O, jakoś mi umknęło pytanie, wybacz. Oczywiście, najlepiej gram jednak na nerwach. :D No i na tej... co kobiety lubią najbardziej, na... ustnej harmonijce. :P Zacznij od basowej, jest najłatwiej, powtarzasz w kółko C, D, G, C, D, G, C, D, G... :P:D Dobranoc. :))
Kati kochana, wybacz peosze, ze tak mało odnajduje czasu dla Ciebie i Tego miejsca. Zgubiłam coś i nie umiem tego odnaleźć, ale bardzo proszę o cierpliwość i powroty. Nie znikaj stad dobra Duszyczko, bo rozpromieniasz to miejsce. Obiecuje z serca, że wrócę i wtedy wupijemy najpyszniejsza kawę ... może w górskim schronisku... tymczasem do zobaczenia. Ściskam najserdeczniej.
Myślę, że całkiem możliwe jest, aby nawet bez gitary udała się nam cancion del mariachi :D Kiedyś musiałem wystąpić jako Pablo Escobar, więc rola Antoni'a to raczej nic trudnego :)) Ok, już poważnieje... :))

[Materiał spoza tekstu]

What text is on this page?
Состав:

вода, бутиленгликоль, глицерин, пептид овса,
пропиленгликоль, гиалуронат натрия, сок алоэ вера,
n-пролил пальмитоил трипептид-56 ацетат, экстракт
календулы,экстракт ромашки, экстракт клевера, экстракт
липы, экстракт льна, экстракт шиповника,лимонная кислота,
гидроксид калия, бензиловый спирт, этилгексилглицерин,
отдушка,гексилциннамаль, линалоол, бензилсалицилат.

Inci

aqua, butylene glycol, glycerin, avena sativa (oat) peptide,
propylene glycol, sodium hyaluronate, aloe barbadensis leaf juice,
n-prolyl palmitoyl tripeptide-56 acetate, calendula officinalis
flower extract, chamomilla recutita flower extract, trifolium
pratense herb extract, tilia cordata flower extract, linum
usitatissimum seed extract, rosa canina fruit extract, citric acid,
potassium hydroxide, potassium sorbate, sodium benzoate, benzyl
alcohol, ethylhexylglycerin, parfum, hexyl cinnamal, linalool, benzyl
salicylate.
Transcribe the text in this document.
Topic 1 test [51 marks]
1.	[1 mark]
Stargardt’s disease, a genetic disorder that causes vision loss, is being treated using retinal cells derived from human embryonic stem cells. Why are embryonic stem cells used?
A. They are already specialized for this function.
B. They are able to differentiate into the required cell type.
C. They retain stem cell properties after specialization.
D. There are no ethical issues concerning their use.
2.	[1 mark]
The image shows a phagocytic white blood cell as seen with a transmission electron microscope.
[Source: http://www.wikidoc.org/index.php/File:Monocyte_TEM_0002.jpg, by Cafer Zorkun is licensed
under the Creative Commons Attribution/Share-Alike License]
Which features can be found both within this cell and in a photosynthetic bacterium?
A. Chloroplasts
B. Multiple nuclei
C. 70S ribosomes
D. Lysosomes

:) Serenady to jeszcze nigdy mi nikt nie śpiewał , nie wiem czy umiałabym się zachować w takich okolicznościach, ale duet byłby fantastyczny, jestem o tym przekonana. Dobrego dnia i dziękuje za uśmiechnięcie. Nie odmiennie wasze uznanie jest bezcenne. Artur umiesz grać na grzebieniu, no nieźle, a na gitarze? Zawsze chciałam umieć grac na gitarze, ale niestety na chęciach się zakończyło:) dobrego dnia i uśmiechniętego dnia.
Oj tam, grać jak grać, ale śpiewać to ja nie umiem, he he :)) Więc myślę, że nadasz się idealnie do serenady o tematyce balkonowej :) O ile Iwonka zechce takiego naszego duetu a'la gringos :))
No tak, z Adnachielem na klawiszach nie dam rady konkurować... Piękny tekst... aż chciałbym zagrać... na... czymkolwiek, choćby... na grzebieniu... ;) https://www.youtube.com/watch?v=vX36UIVLIow
A tak poważnie, to bardzo mi się podoba, wybacz wygłupy. Duuuuża fish. :))
Niezmiennie sprawiasz, że patrze na to co napisze nieco inaczej, jakby głębiej. To takie miłe wiedzieć, ze ma to sens i ta chwila poświęcona na poczytanie nie jest chwila straconą. Pięknie dziękuje i pozdrowienia zostawiam.